Miller, while lamenting that many blind children die before age two, declared that there were great regional variation on causes of childhood blindness all over the world and as such the need for different strategies to curtail blindness from one country to another.

“Children have long life spans so visual impairment/blindness has more serious implications than to elderly,” she declared.

Given that many conditions that cause child mortality also cause blindness in children, she declared under-five mortality rates as good estimates of prevalence of childhood blindness in any country.

The expert mentioned Vitamin A Deficiency, measles, harmful traditional eye medicines, rubella, and childhood illnesses as malaria and meningitis, as well as injury as preventable cause of blindness in children.

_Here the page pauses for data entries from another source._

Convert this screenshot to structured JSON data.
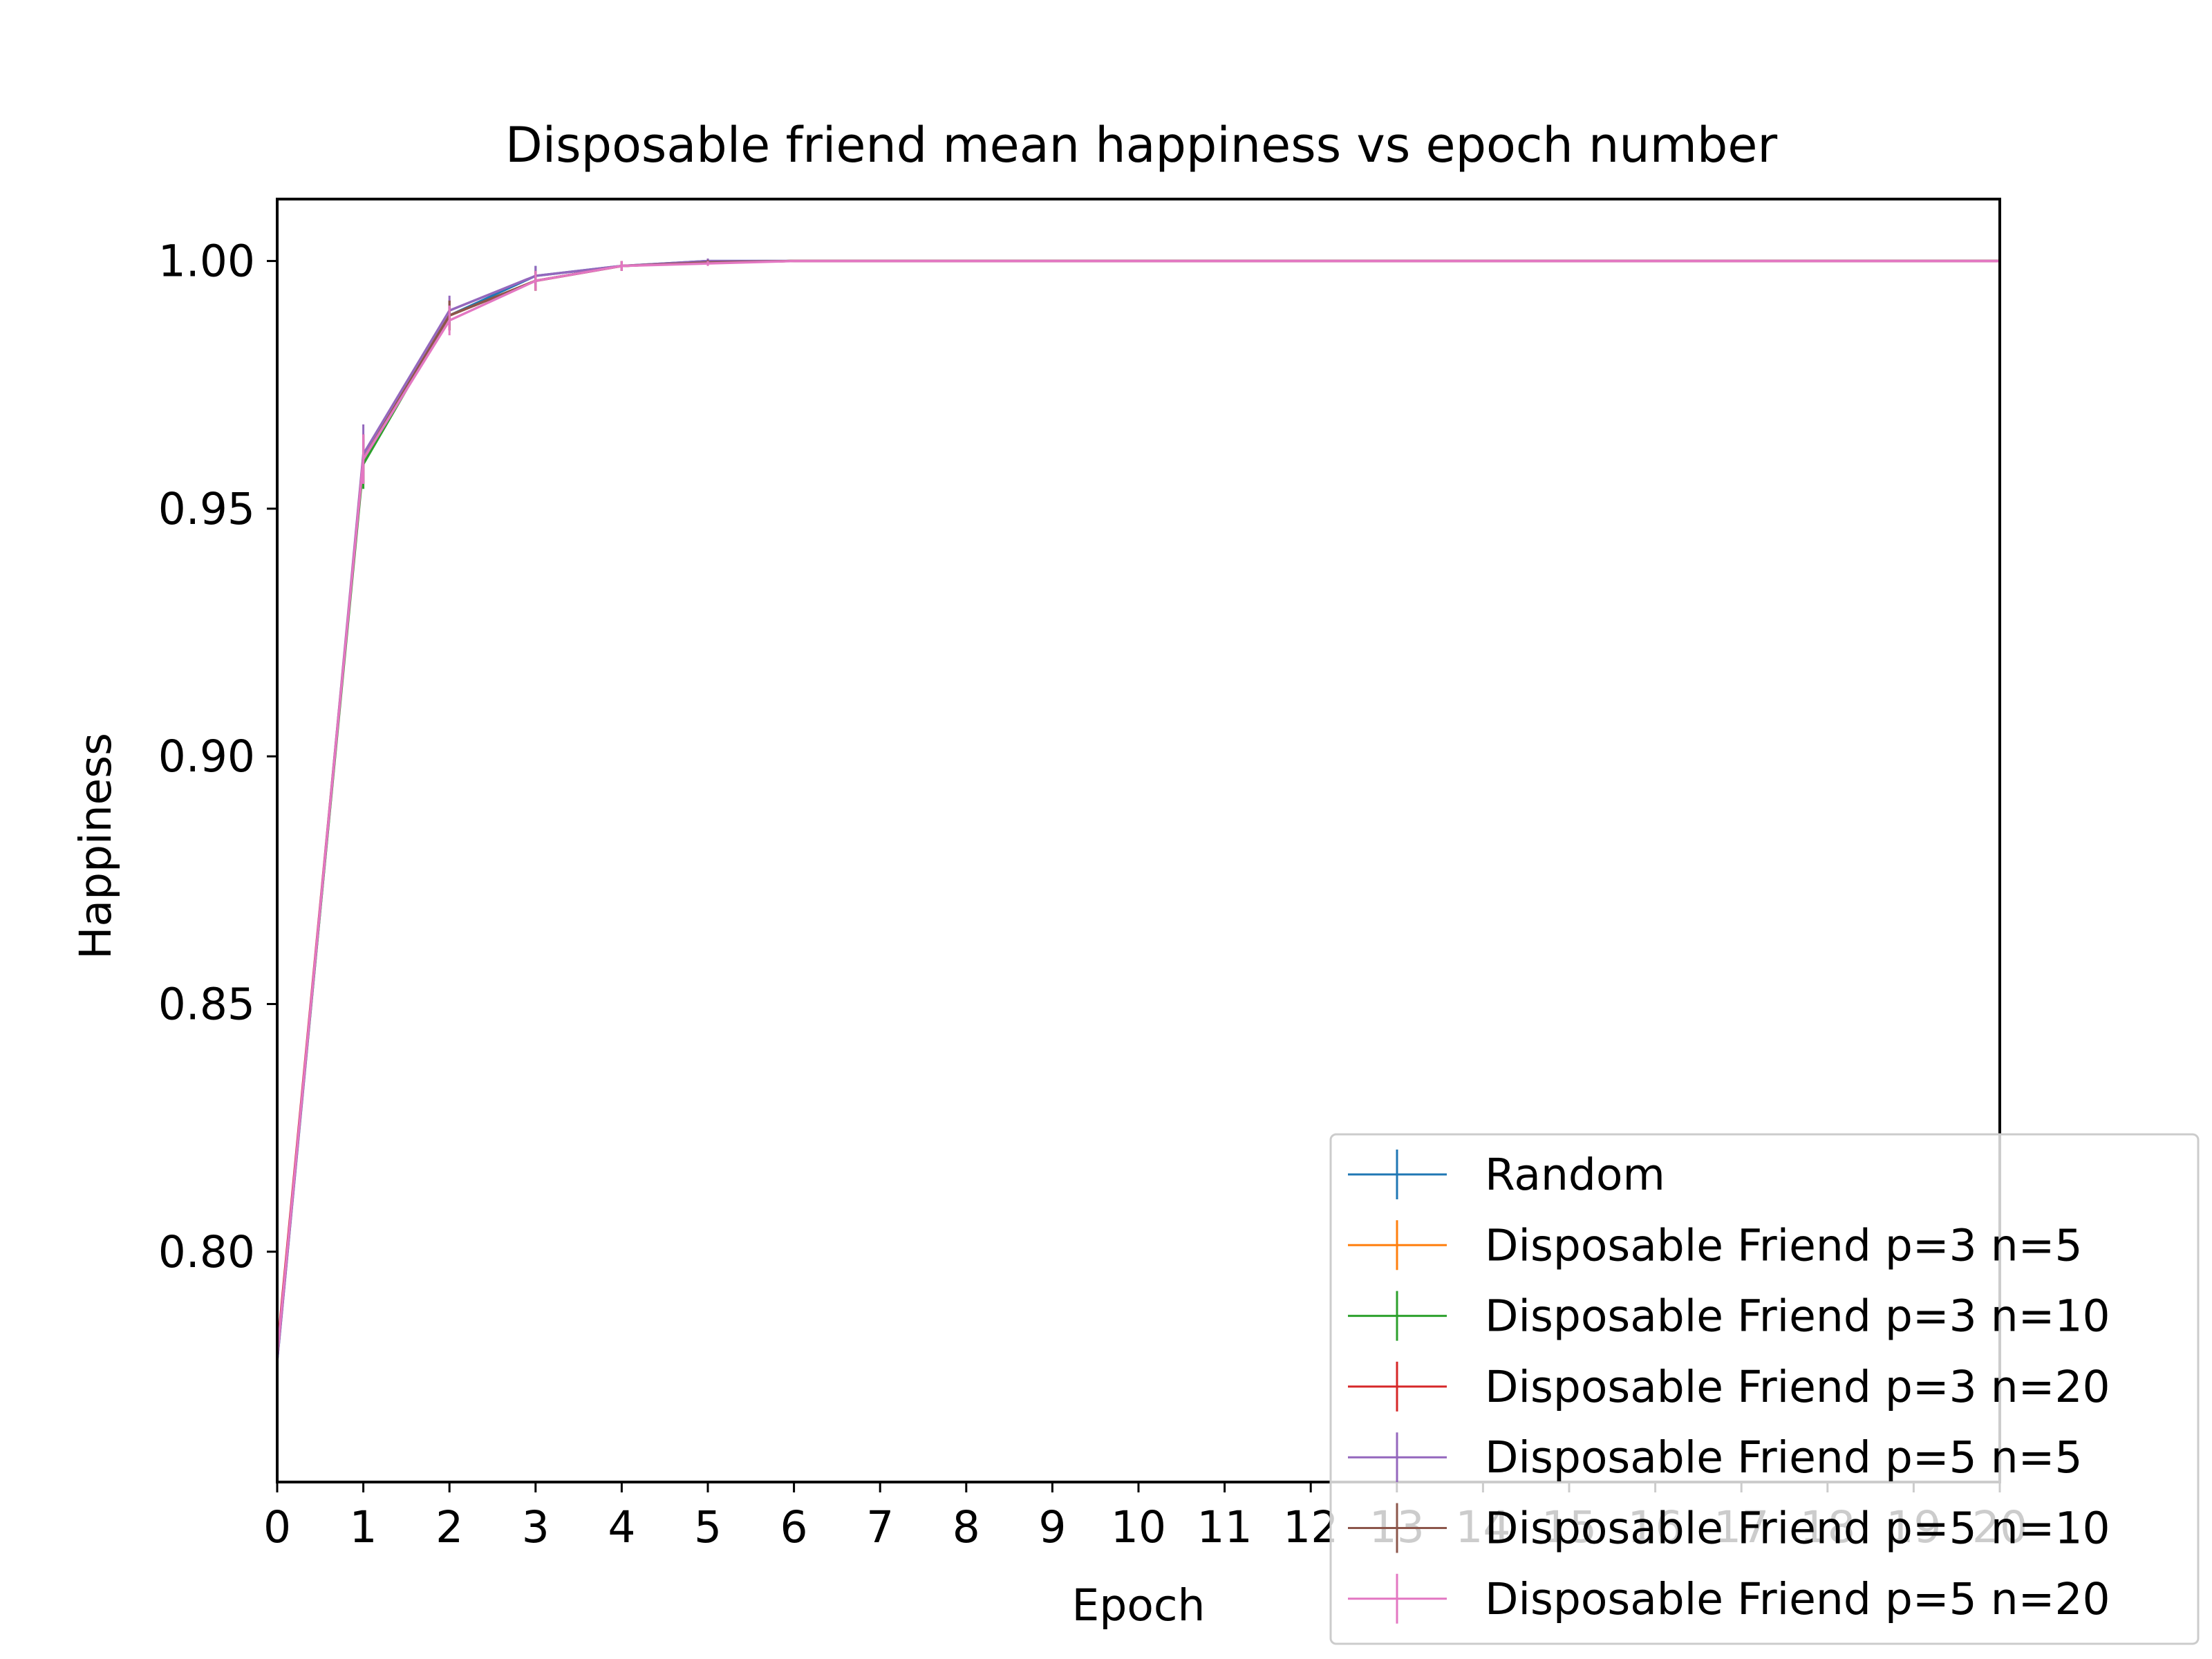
{
  "chart_data": {
    "type": "line",
    "title": "Disposable friend mean happiness vs epoch number",
    "xlabel": "Epoch",
    "ylabel": "Happiness",
    "xlim": [
      0,
      20
    ],
    "ylim": [
      0.7535,
      1.0125
    ],
    "x_ticks": [
      "0",
      "1",
      "2",
      "3",
      "4",
      "5",
      "6",
      "7",
      "8",
      "9",
      "10",
      "11",
      "12",
      "13",
      "14",
      "15",
      "16",
      "17",
      "18",
      "19",
      "20"
    ],
    "y_ticks": [
      0.8,
      0.85,
      0.9,
      0.95,
      1.0
    ],
    "y_tick_labels": [
      "0.80",
      "0.85",
      "0.90",
      "0.95",
      "1.00"
    ],
    "grid": false,
    "legend_position": "lower-right",
    "x": [
      0,
      1,
      2,
      3,
      4,
      5,
      6,
      7,
      8,
      9,
      10,
      11,
      12,
      13,
      14,
      15,
      16,
      17,
      18,
      19,
      20
    ],
    "series": [
      {
        "name": "Random",
        "color": "#1f77b4",
        "values": [
          0.778,
          0.96,
          0.989,
          0.997,
          0.999,
          1.0,
          1.0,
          1.0,
          1.0,
          1.0,
          1.0,
          1.0,
          1.0,
          1.0,
          1.0,
          1.0,
          1.0,
          1.0,
          1.0,
          1.0,
          1.0
        ],
        "errors": [
          0,
          0.005,
          0.003,
          0.002,
          0.001,
          0.0005,
          0.0002,
          0,
          0,
          0,
          0,
          0,
          0,
          0,
          0,
          0,
          0,
          0,
          0,
          0,
          0
        ]
      },
      {
        "name": "Disposable Friend p=3 n=5",
        "color": "#ff7f0e",
        "values": [
          0.779,
          0.96,
          0.989,
          0.996,
          0.999,
          0.9997,
          1.0,
          1.0,
          1.0,
          1.0,
          1.0,
          1.0,
          1.0,
          1.0,
          1.0,
          1.0,
          1.0,
          1.0,
          1.0,
          1.0,
          1.0
        ],
        "errors": [
          0,
          0.005,
          0.003,
          0.002,
          0.001,
          0.0005,
          0.0002,
          0,
          0,
          0,
          0,
          0,
          0,
          0,
          0,
          0,
          0,
          0,
          0,
          0,
          0
        ]
      },
      {
        "name": "Disposable Friend p=3 n=10",
        "color": "#2ca02c",
        "values": [
          0.779,
          0.959,
          0.989,
          0.996,
          0.999,
          0.9997,
          1.0,
          1.0,
          1.0,
          1.0,
          1.0,
          1.0,
          1.0,
          1.0,
          1.0,
          1.0,
          1.0,
          1.0,
          1.0,
          1.0,
          1.0
        ],
        "errors": [
          0,
          0.005,
          0.003,
          0.002,
          0.001,
          0.0005,
          0.0002,
          0,
          0,
          0,
          0,
          0,
          0,
          0,
          0,
          0,
          0,
          0,
          0,
          0,
          0
        ]
      },
      {
        "name": "Disposable Friend p=3 n=20",
        "color": "#d62728",
        "values": [
          0.78,
          0.96,
          0.989,
          0.996,
          0.999,
          0.9997,
          1.0,
          1.0,
          1.0,
          1.0,
          1.0,
          1.0,
          1.0,
          1.0,
          1.0,
          1.0,
          1.0,
          1.0,
          1.0,
          1.0,
          1.0
        ],
        "errors": [
          0,
          0.005,
          0.003,
          0.002,
          0.001,
          0.0005,
          0.0002,
          0,
          0,
          0,
          0,
          0,
          0,
          0,
          0,
          0,
          0,
          0,
          0,
          0,
          0
        ]
      },
      {
        "name": "Disposable Friend p=5 n=5",
        "color": "#9467bd",
        "values": [
          0.778,
          0.961,
          0.99,
          0.997,
          0.999,
          1.0,
          1.0,
          1.0,
          1.0,
          1.0,
          1.0,
          1.0,
          1.0,
          1.0,
          1.0,
          1.0,
          1.0,
          1.0,
          1.0,
          1.0,
          1.0
        ],
        "errors": [
          0,
          0.006,
          0.003,
          0.002,
          0.001,
          0.0005,
          0.0002,
          0,
          0,
          0,
          0,
          0,
          0,
          0,
          0,
          0,
          0,
          0,
          0,
          0,
          0
        ]
      },
      {
        "name": "Disposable Friend p=5 n=10",
        "color": "#8c564b",
        "values": [
          0.779,
          0.96,
          0.989,
          0.996,
          0.999,
          0.9997,
          1.0,
          1.0,
          1.0,
          1.0,
          1.0,
          1.0,
          1.0,
          1.0,
          1.0,
          1.0,
          1.0,
          1.0,
          1.0,
          1.0,
          1.0
        ],
        "errors": [
          0,
          0.005,
          0.003,
          0.002,
          0.001,
          0.0005,
          0.0002,
          0,
          0,
          0,
          0,
          0,
          0,
          0,
          0,
          0,
          0,
          0,
          0,
          0,
          0
        ]
      },
      {
        "name": "Disposable Friend p=5 n=20",
        "color": "#e377c2",
        "values": [
          0.779,
          0.96,
          0.988,
          0.996,
          0.999,
          0.9995,
          1.0,
          1.0,
          1.0,
          1.0,
          1.0,
          1.0,
          1.0,
          1.0,
          1.0,
          1.0,
          1.0,
          1.0,
          1.0,
          1.0,
          1.0
        ],
        "errors": [
          0,
          0.005,
          0.003,
          0.002,
          0.001,
          0.0005,
          0.0002,
          0,
          0,
          0,
          0,
          0,
          0,
          0,
          0,
          0,
          0,
          0,
          0,
          0,
          0
        ]
      }
    ]
  }
}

While avoidable causes of blindness in children include cataract, glaucoma, ROP, and refractive errors, she stressed the need for increased public health education on eye, training of more professionals, public health interventions like immunisation, provision of more low vision/blind services as well as tertiary care units to reduce childhood blindness.

In addition, Miller stated that there was also the need for a screening programme that reflects local experience and birth weight at risk to prevent poor vision in babies arising from prematurity.

“But with improved survival of low birth weight infants, there will be significant increase in babies with visual impairment from retinopathy of prematurity (ROP) and other eye complications,” she declared.